Michele Denise Hall and Stanford Divante Fraser were married Sept. 7 at the Newton White Mansion in Mitchellville, Md. William J. Epps Jr., a federal magistrate judge for the Western District of Missouri with chambers in Jefferson City, officiated.
The bride, 27, and the groom, 28, are both public defenders for the State of Maryland in Prince George’s County. She defends juveniles, and he represents adults. Each received a law degree from Harvard.
The bride graduated from Washington University in St Louis. She is a daughter of Cornelia O. Porter-Hall of Annapolis, Md., and Dennis M Hall of St. Petersburg, Fla. Her mother is a school nurse at Prince George’s County Public Schools.
The groom graduated from Howard University. He is the son of Ermyn A. Murray of Mitchellville and Stanford McArthur Fraser of Sunrise, Fla. His mother is a teacher at Newport Mills Middle School in Montgomery County, Md. His father is a retired Army veteran.
Ms. Hall and Mr. Fraser met in July 2014 at a house party in Manhattan that was a precursor to a “grits and biscuits” party held later that evening for young black professionals.
At the time, Ms. Hall was working as an intern for a Manhattan law firm, and Mr. Fraser, living in Brooklyn, was interning for the Legal Aid Society of New York. She was about to enter her first year of law school at Harvard, where he was eager to begin his second year.
“The first time I saw him, he was being loud and dancing all over the place,” Ms. Hall said. “I thought he was cocky and really full of himself.”
Mr. Fraser had other thoughts. “I thought she was gorgeous,” he said. “In fact, I thought she was someone I wanted to get to know better, but all I wanted to do that night was enjoy myself at those parties.”
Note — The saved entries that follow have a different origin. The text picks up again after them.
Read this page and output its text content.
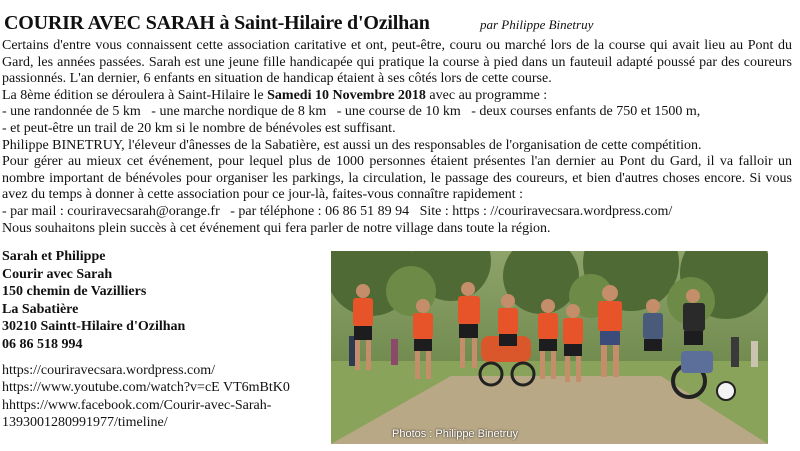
COURIR AVEC SARAH à Saint-Hilaire d'Ozilhan	par Philippe Binetruy

Certains d'entre vous connaissent cette association caritative et ont, peut-être, couru ou marché lors de la course qui avait lieu au Pont du Gard, les années passées. Sarah est une jeune fille handicapée qui pratique la course à pied dans un fauteuil adapté poussé par des coureurs passionnés. L'an dernier, 6 enfants en situation de handicap étaient à ses côtés lors de cette course.

La 8ème édition se déroulera à Saint-Hilaire le Samedi 10 Novembre 2018 avec au programme :

- une randonnée de 5 km   - une marche nordique de 8 km   - une course de 10 km   - deux courses enfants de 750 et 1500 m,

- et peut-être un trail de 20 km si le nombre de bénévoles est suffisant.

Philippe BINETRUY, l'éleveur d'ânesses de la Sabatière, est aussi un des responsables de l'organisation de cette compétition.

Pour gérer au mieux cet événement, pour lequel plus de 1000 personnes étaient présentes l'an dernier au Pont du Gard, il va falloir un nombre important de bénévoles pour organiser les parkings, la circulation, le passage des coureurs, et bien d'autres choses encore. Si vous avez du temps à donner à cette association pour ce jour-là, faites-vous connaître rapidement :

- par mail : couriravecsarah@orange.fr   - par téléphone : 06 86 51 89 94   Site : https : //couriravecsara.wordpress.com/

Nous souhaitons plein succès à cet événement qui fera parler de notre village dans toute la région.

Sarah et Philippe
Courir avec Sarah
150 chemin de Vazilliers
La Sabatière
30210 Saintt-Hilaire d'Ozilhan
06 86 518 994
https://couriravecsara.wordpress.com/
https://www.youtube.com/watch?v=cE VT6mBtK0
hhttps://www.facebook.com/Courir-avec-Sarah-
1393001280991977/timeline/
Photos : Philippe Binetruy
They spoke briefly at both events and did not see each other again until they returned to law school the following month, when she ran into him at the Harvard Legal Aid Bureau.
Their paths continued to cross on campus. “We just couldn’t avoid running into each other,” Mr. Fraser said. “It was as if our energies kept making it happen.”
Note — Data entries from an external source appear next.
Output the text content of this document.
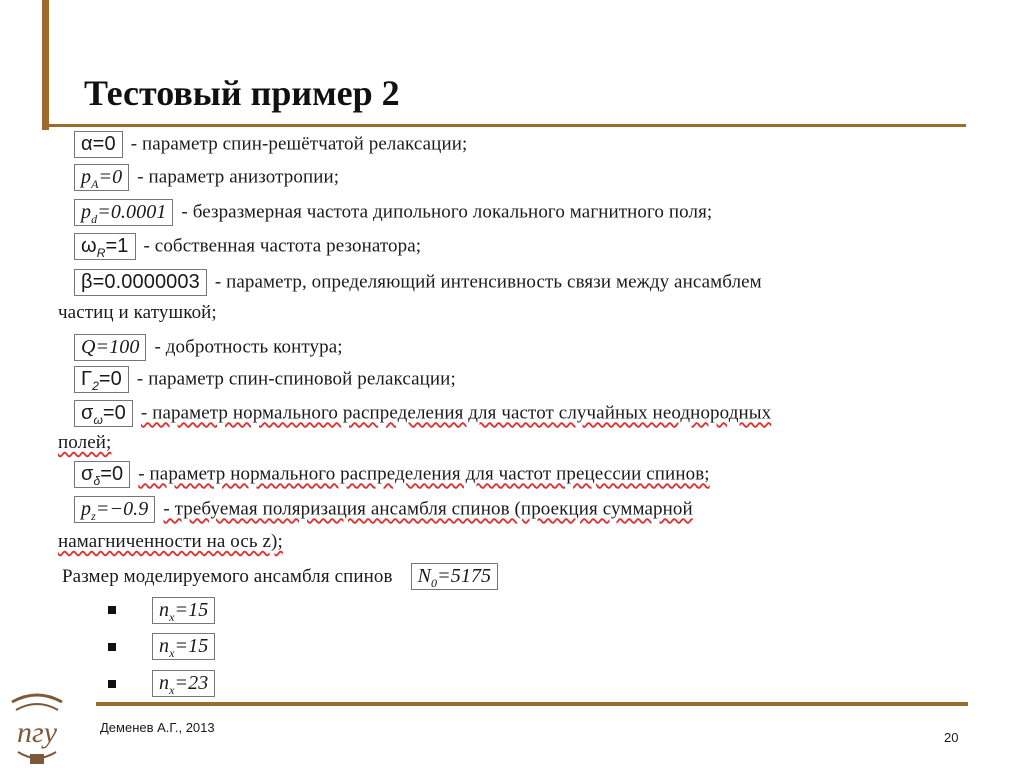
Тестовый пример 2
α=0 - параметр спин-решётчатой релаксации;
$p_A=0$ - параметр анизотропии;
$p_d=0.0001$ - безразмерная частота дипольного локального магнитного поля;
$\omega_R=1$ - собственная частота резонатора;
β=0.0000003 - параметр, определяющий интенсивность связи между ансамблем
частиц и катушкой;
Q=100 - добротность контура;
$\Gamma_2=0$ - параметр спин-спиновой релаксации;
$\sigma_\omega=0$ - параметр нормального распределения для частот случайных неоднородных
полей;
$\sigma_\delta=0$ - параметр нормального распределения для частот прецессии спинов;
$p_z=-0.9$ - требуемая поляризация ансамбля спинов (проекция суммарной
намагниченности на ось z);
Размер моделируемого ансамбля спинов $N_0=5175$
$n_x=15$
$n_x=15$
$n_x=23$
пгу	Деменев А.Г., 2013
20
In September 2014, Ms. Hall was part of a group that received a blanket invitation to a party that Mr. Fraser was hosting on campus, and she sent back an audacious reply.
“I told him I would only go to his party if he personally invited me,” she said, laughing. “I wanted him to make me feel special.”
Mr. Fraser promptly sent along a personal invite via text, and Ms. Hall went to his party. After a spirited conversation, she said she began to realize she had “mistaken his confidence for cockiness.”
“He was someone with big dreams who believed in himself,” she said. “He just had this way about him. He was funny and smart, and someone I felt I could trust.”
A few days later, their paths again crossed on campus. This time, Ms. Hall spotted Mr. Fraser, on his way to housing court, sporting what she described as “a really hot suit.”
“He looked so handsome,” she said. “I felt it was time for me to make the first move.”
She invited him to her dorm room to watch a favorite television show. “At first, he seemed more interested in the show than in me,” Ms. Hall said. “I was like, ‘What is up with this guy?’”
But moments later, Mr. Fraser leaned over and shared a long, first kiss with Ms. Hall. “I thought to myself, ‘What took you so long?’” she said.